というのも、ベトナム戦争が終結したのは1975年4月30日 (サイゴン陥落の日)。つまり、私が聴いたタイミングはベトナム戦争の最終局面だった、ということになる。Wikipediaによれば米軍が撤退した後の南ベトナムに対して北ベトナムが全面攻撃を開始したのが1975年3月10日。このベリレターに記された日付はその1週間前という、緊迫したタイミングだったのだ。
それで思い出したのだが、同年4月30日もしくは5月1日 (おそらく後者) の放送も聴いた覚えがある。爆竹の音が流れ、高揚したアナウンサーがサイゴン陥落を伝えていた。子供ながらも何か歴史が変わった瞬間だと思ったものであった。そんなこともあり、地味なベリレターにもかかわらず、なかなか印象深いのがこの1枚なのである。
あれから39年、ベトナムは大きな発展を遂げ、日本とも経済的な結びつきは強まっている。出張や観光で現地に行ったことがある方も少なくないだろう。

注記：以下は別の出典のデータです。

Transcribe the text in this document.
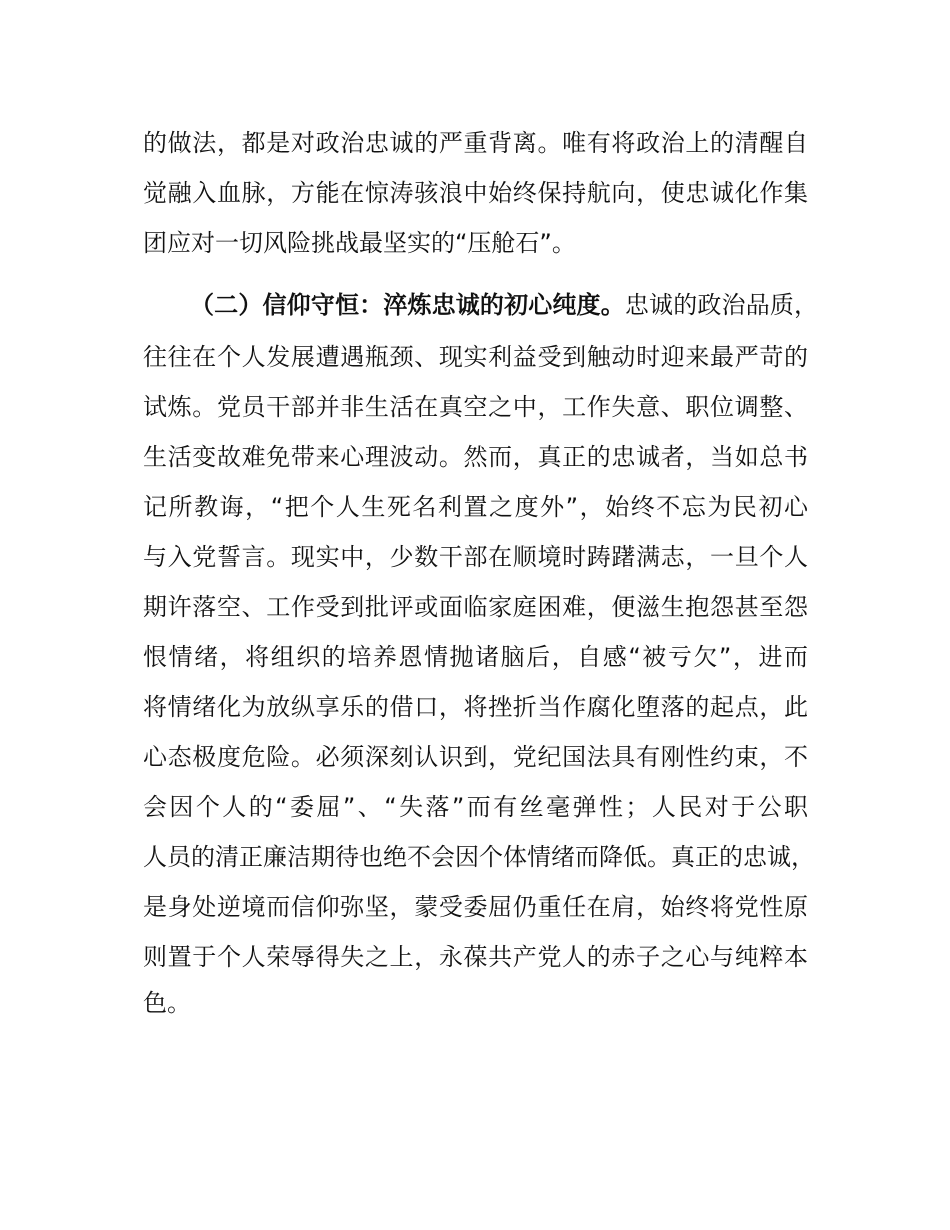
的做法，都是对政治忠诚的严重背离。唯有将政治上的清醒自
觉融入血脉，方能在惊涛骇浪中始终保持航向，使忠诚化作集
团应对一切风险挑战最坚实的“压舱石”。
（二）信仰守恒：淬炼忠诚的初心纯度。忠诚的政治品质，
往往在个人发展遭遇瓶颈、现实利益受到触动时迎来最严苛的
试炼。党员干部并非生活在真空之中，工作失意、职位调整、
生活变故难免带来心理波动。然而，真正的忠诚者，当如总书
记所教诲，“把个人生死名利置之度外”，始终不忘为民初心
与入党誓言。现实中，少数干部在顺境时踌躇满志，一旦个人
期许落空、工作受到批评或面临家庭困难，便滋生抱怨甚至怨
恨情绪，将组织的培养恩情抛诸脑后，自感“被亏欠”，进而
将情绪化为放纵享乐的借口，将挫折当作腐化堕落的起点，此
心态极度危险。必须深刻认识到，党纪国法具有刚性约束，不
会因个人的“委屈”、“失落”而有丝毫弹性；人民对于公职
人员的清正廉洁期待也绝不会因个体情绪而降低。真正的忠诚，
是身处逆境而信仰弥坚，蒙受委屈仍重任在肩，始终将党性原
则置于个人荣辱得失之上，永葆共产党人的赤子之心与纯粹本
色。
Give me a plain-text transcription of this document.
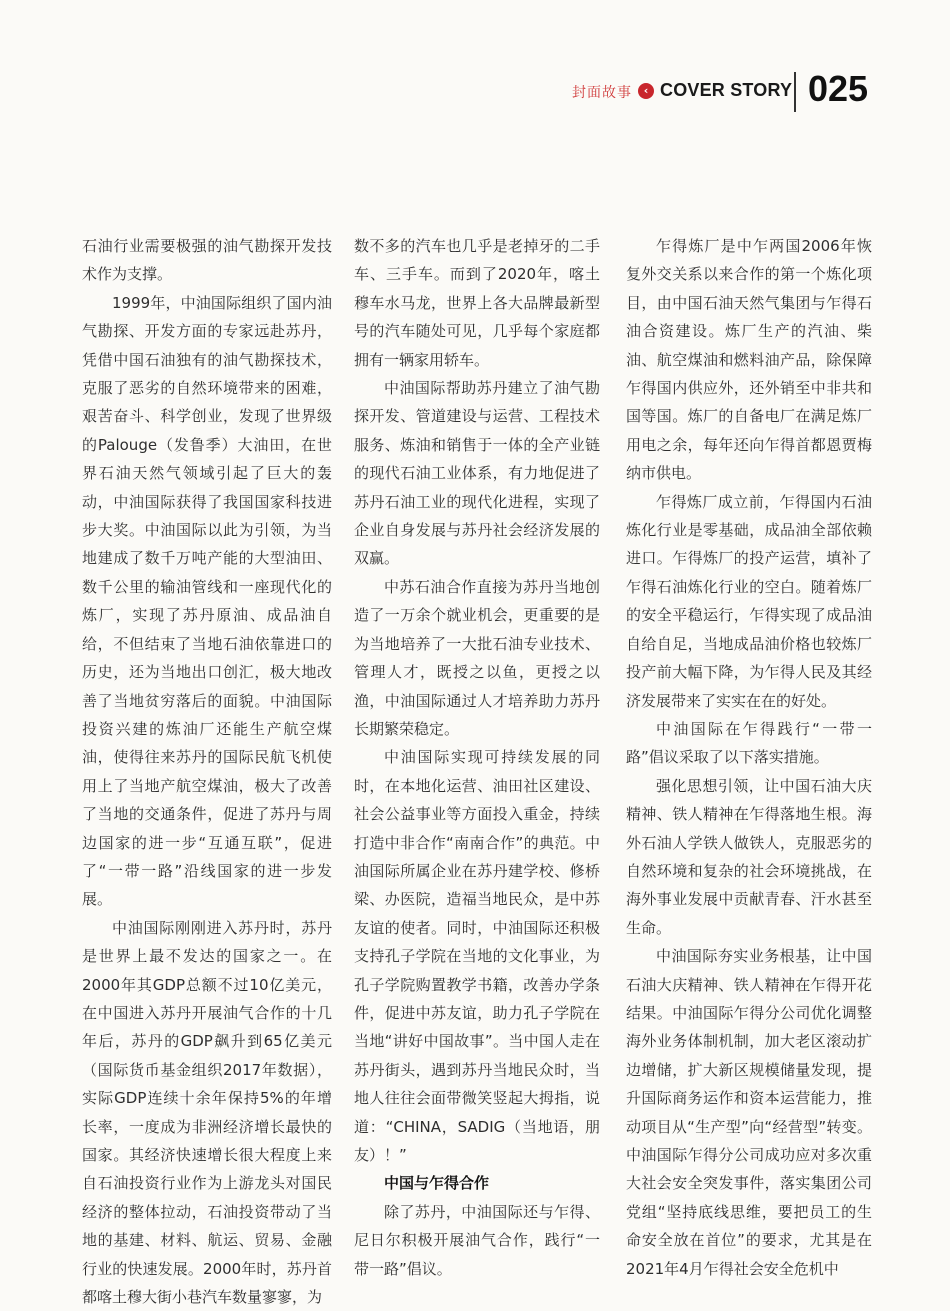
封面故事	‹ COVER STORY 025

石油行业需要极强的油气勘探开发技术作为支撑。

1999年，中油国际组织了国内油气勘探、开发方面的专家远赴苏丹，凭借中国石油独有的油气勘探技术，克服了恶劣的自然环境带来的困难，艰苦奋斗、科学创业，发现了世界级的Palouge（发鲁季）大油田，在世界石油天然气领域引起了巨大的轰动，中油国际获得了我国国家科技进步大奖。中油国际以此为引领，为当地建成了数千万吨产能的大型油田、数千公里的输油管线和一座现代化的炼厂，实现了苏丹原油、成品油自给，不但结束了当地石油依靠进口的历史，还为当地出口创汇，极大地改善了当地贫穷落后的面貌。中油国际投资兴建的炼油厂还能生产航空煤油，使得往来苏丹的国际民航飞机使用上了当地产航空煤油，极大了改善了当地的交通条件，促进了苏丹与周边国家的进一步“互通互联”，促进了“一带一路”沿线国家的进一步发展。

中油国际刚刚进入苏丹时，苏丹是世界上最不发达的国家之一。在2000年其GDP总额不过10亿美元，在中国进入苏丹开展油气合作的十几年后，苏丹的GDP飙升到65亿美元（国际货币基金组织2017年数据），实际GDP连续十余年保持5%的年增长率，一度成为非洲经济增长最快的国家。其经济快速增长很大程度上来自石油投资行业作为上游龙头对国民经济的整体拉动，石油投资带动了当地的基建、材料、航运、贸易、金融行业的快速发展。2000年时，苏丹首都喀土穆大街小巷汽车数量寥寥，为

数不多的汽车也几乎是老掉牙的二手车、三手车。而到了2020年，喀土穆车水马龙，世界上各大品牌最新型号的汽车随处可见，几乎每个家庭都拥有一辆家用轿车。

中油国际帮助苏丹建立了油气勘探开发、管道建设与运营、工程技术服务、炼油和销售于一体的全产业链的现代石油工业体系，有力地促进了苏丹石油工业的现代化进程，实现了企业自身发展与苏丹社会经济发展的双赢。

中苏石油合作直接为苏丹当地创造了一万余个就业机会，更重要的是为当地培养了一大批石油专业技术、管理人才，既授之以鱼，更授之以渔，中油国际通过人才培养助力苏丹长期繁荣稳定。

中油国际实现可持续发展的同时，在本地化运营、油田社区建设、社会公益事业等方面投入重金，持续打造中非合作“南南合作”的典范。中油国际所属企业在苏丹建学校、修桥梁、办医院，造福当地民众，是中苏友谊的使者。同时，中油国际还积极支持孔子学院在当地的文化事业，为孔子学院购置教学书籍，改善办学条件，促进中苏友谊，助力孔子学院在当地“讲好中国故事”。当中国人走在苏丹街头，遇到苏丹当地民众时，当地人往往会面带微笑竖起大拇指，说道：“CHINA，SADIG（当地语，朋友）！”

中国与乍得合作

除了苏丹，中油国际还与乍得、尼日尔积极开展油气合作，践行“一带一路”倡议。

乍得炼厂是中乍两国2006年恢复外交关系以来合作的第一个炼化项目，由中国石油天然气集团与乍得石油合资建设。炼厂生产的汽油、柴油、航空煤油和燃料油产品，除保障乍得国内供应外，还外销至中非共和国等国。炼厂的自备电厂在满足炼厂用电之余，每年还向乍得首都恩贾梅纳市供电。

乍得炼厂成立前，乍得国内石油炼化行业是零基础，成品油全部依赖进口。乍得炼厂的投产运营，填补了乍得石油炼化行业的空白。随着炼厂的安全平稳运行，乍得实现了成品油自给自足，当地成品油价格也较炼厂投产前大幅下降，为乍得人民及其经济发展带来了实实在在的好处。

中油国际在乍得践行“一带一路”倡议采取了以下落实措施。

强化思想引领，让中国石油大庆精神、铁人精神在乍得落地生根。海外石油人学铁人做铁人，克服恶劣的自然环境和复杂的社会环境挑战，在海外事业发展中贡献青春、汗水甚至生命。

中油国际夯实业务根基，让中国石油大庆精神、铁人精神在乍得开花结果。中油国际乍得分公司优化调整海外业务体制机制，加大老区滚动扩边增储，扩大新区规模储量发现，提升国际商务运作和资本运营能力，推动项目从“生产型”向“经营型”转变。中油国际乍得分公司成功应对多次重大社会安全突发事件，落实集团公司党组“坚持底线思维，要把员工的生命安全放在首位”的要求，尤其是在2021年4月乍得社会安全危机中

フォーやバインミーなどの食べ物も日本で親しまれるようになり、当時に比べるとベトナムはずっと身近な国になっている。
調べてみたところ、現在もベトナムの声は日本語放送を行っていて、短波ラジオに加えてインターネットでストリーミングやオンデマンドでも聴くことができる。ストリーミングで久しぶりに聞いてみたところ、ベトナムのポップスなども紹介されてなかなか楽しい。ベトナムに興味のある方、ベトナムに関する情報が必要な方は、一度聴いてみていただきたい。